In 1980 Stansfield was asked to create a Time Based Media Department at the Jan van Eyck Academy, Maastricht. This was the first media department in a postgraduate academy in the Netherlands. She also started to build a video collection for the Academy. For this reason she moved from London to Maastricht, in the South of the Netherlands. International participants included David Garcia, Annie Wright, Paul Landon en Roos Theuws.
She organized several seminal symposiums including ‘Video Maart’ (1981), and the symposium for the exhibition ‘The Luminous Image’ (1984), which included videotapes and installations by Marina Abramović and Ulay, Vito Acconci, Max Almy, Dara Birnbaum, Michel Cardena, Brian Eno, Kees de Groot, Nan Hoover, Michael Klier, Shigeko Kubota, Thierry Kuntzel, Marie-Jo Lafontaine, Mary Lucier, Marcel Odenbach, Tony Oursler, Nam June Paik, Al Robbins, Lydia Schouten, Elsa Stanfield and Madelon Hooykaas, Francesc Torres, Bill Viola, and Robert Wilson, in collaboration with the Stedelijk Museum in Amsterdam.

In 1986 Stansfield moved to Amsterdam while she worked as a Professor at the Jan van Eyck Academy until 1991.

Stansfield and Hooykaas’ work deals with the relation between nature and spirituality and explores scientific principles and natural forces such as radio waves and magnetic fields. They make use of contemporary technology such as film, audio and video in combination with organic materials such as sand, glass and copper. In their work they show that everything that exists is animated by movement and change.

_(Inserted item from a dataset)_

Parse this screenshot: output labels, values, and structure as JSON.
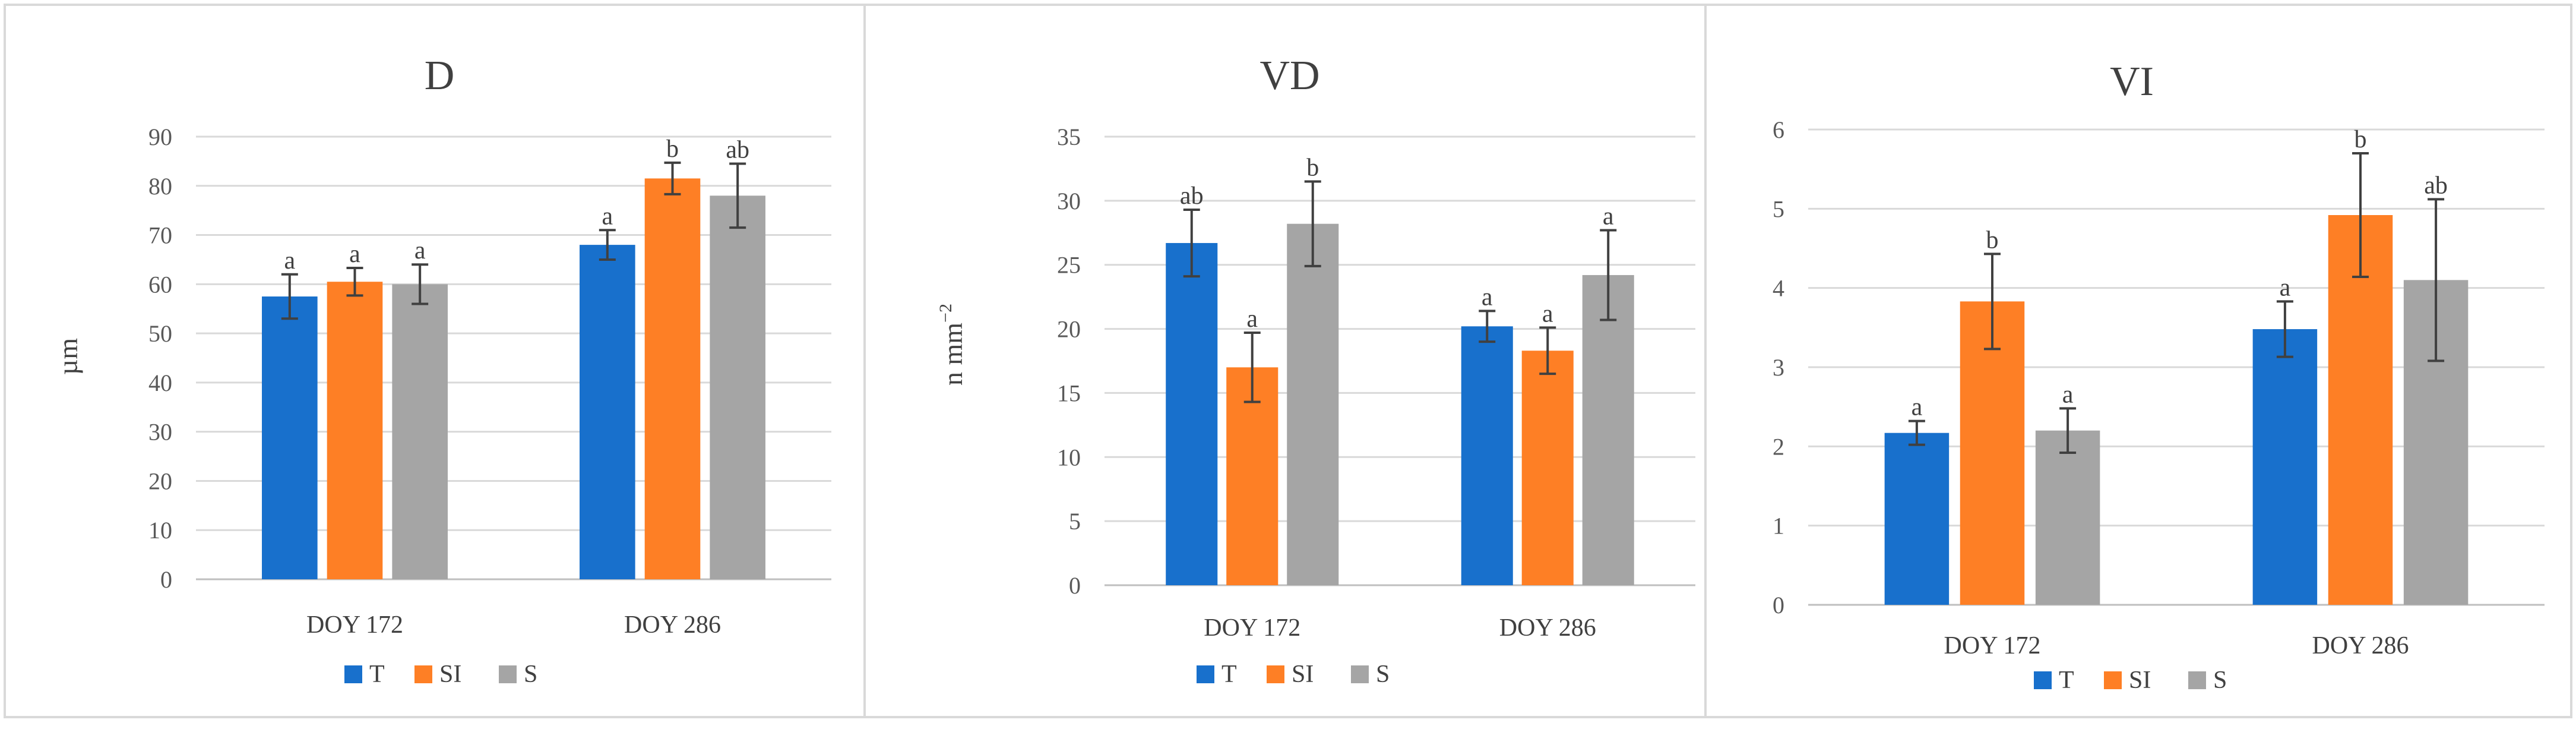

For thirty-two years Stansfield and Hooykaas worked together and produced over hundred and fifty works, until Elsa Stansfield died unexpectedly in 2004.

British video art pioneer David Hall commented on Stansfield's death:
"Elsa was the first artist to be awarded an Arts Council bursary to work with video in my department at Maidstone College of Art in the mid-seventies. Later, from 1980, as head of time-based media at the Jan van Eyck Academy, Maastricht, Holland, she enthusiastically organised international seminars and exhibitions. Her work in association with Madelon Hooykaas will be remembered as of profound importance in the developing European video art scene".

Tate Britain acquired Journeys (1976) by Hooykaas/Stansfield in 2018.